Initially, L. J. Hurst worked in the backrooms of the media industry. He now divides his time between work for an international scientific publisher and a rather more British independent bookseller. In years past he was a regular attendee at the Shots on the Page Festivals from whence Shots Mag sprung
It always helps to have a bent copper in your pocket, but one bent copper is never enough as David Blake finds as he tries to run his north-eastern empire of crime while anonymous enemies are out to kill him and cut in on his turf. Blake has already made himself number one in Newcastle and then relocated to a distant headquarters in Thailand for his health’s sake, but as other super-villains have found recently you need to jet in sometimes to take control personally.

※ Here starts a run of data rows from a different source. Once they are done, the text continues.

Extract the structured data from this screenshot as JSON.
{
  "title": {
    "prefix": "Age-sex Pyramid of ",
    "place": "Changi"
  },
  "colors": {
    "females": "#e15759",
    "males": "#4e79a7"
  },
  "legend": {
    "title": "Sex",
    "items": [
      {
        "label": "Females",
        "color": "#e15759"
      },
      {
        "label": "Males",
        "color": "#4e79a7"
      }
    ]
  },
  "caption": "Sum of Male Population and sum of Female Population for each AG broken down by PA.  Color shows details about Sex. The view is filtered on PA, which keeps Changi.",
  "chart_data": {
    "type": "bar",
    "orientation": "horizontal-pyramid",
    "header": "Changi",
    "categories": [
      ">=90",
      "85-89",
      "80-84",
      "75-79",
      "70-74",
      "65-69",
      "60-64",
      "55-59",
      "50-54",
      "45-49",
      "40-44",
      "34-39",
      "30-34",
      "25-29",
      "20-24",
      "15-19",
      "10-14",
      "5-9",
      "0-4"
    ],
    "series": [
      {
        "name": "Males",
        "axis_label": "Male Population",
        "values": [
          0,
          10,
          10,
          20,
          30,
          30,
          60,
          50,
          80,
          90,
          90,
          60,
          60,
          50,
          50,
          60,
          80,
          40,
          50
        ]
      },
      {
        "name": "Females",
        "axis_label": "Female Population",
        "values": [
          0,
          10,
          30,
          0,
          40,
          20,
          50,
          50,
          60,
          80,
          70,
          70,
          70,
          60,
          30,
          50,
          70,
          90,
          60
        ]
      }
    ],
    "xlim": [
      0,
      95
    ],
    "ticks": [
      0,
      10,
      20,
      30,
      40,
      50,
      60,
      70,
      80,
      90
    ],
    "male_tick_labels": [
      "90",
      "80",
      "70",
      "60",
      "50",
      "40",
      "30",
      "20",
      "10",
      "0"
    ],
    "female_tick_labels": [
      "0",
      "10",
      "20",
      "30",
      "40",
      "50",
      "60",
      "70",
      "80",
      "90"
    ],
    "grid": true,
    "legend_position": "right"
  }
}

Blake has a brother and a couple of trusted right-hand men. They may not be enough: he also has lost his main heroin supplier and needs to find another source, while the feral underclass who deal and use his scag are so fearsome that he dare not enter the Sunnydale estate, where Braddock lords it from a penthouse constructed from the top floor of a tower block. One day Braddock wants to leave the estate and he does not plan to do it in a hearse.
If you want to know a bit more about Blake – he has a live-in girlfriend who was the daughter of his former boss. Blake stepped into a dead man’s shoes, but Sarah does not know that it was Blake killed her old man. Learning that would surprise her, but Blake’s survival depends on his being one jump ahead and on seeing the other side. Who could be on the other side – could it be those right-hand men, those business rivals who offer him a partnership in taking over Edinburgh, the Turkish drug pushers? Or could it be the sweet girl in the Gosforth brothel?
For one sitting I suspended my disbelief (because Blake is a nasty piece of work) becoming immersed in the tightening skein of his struggles and his victories, and in that one sitting I finished the book. The Damage is gripping.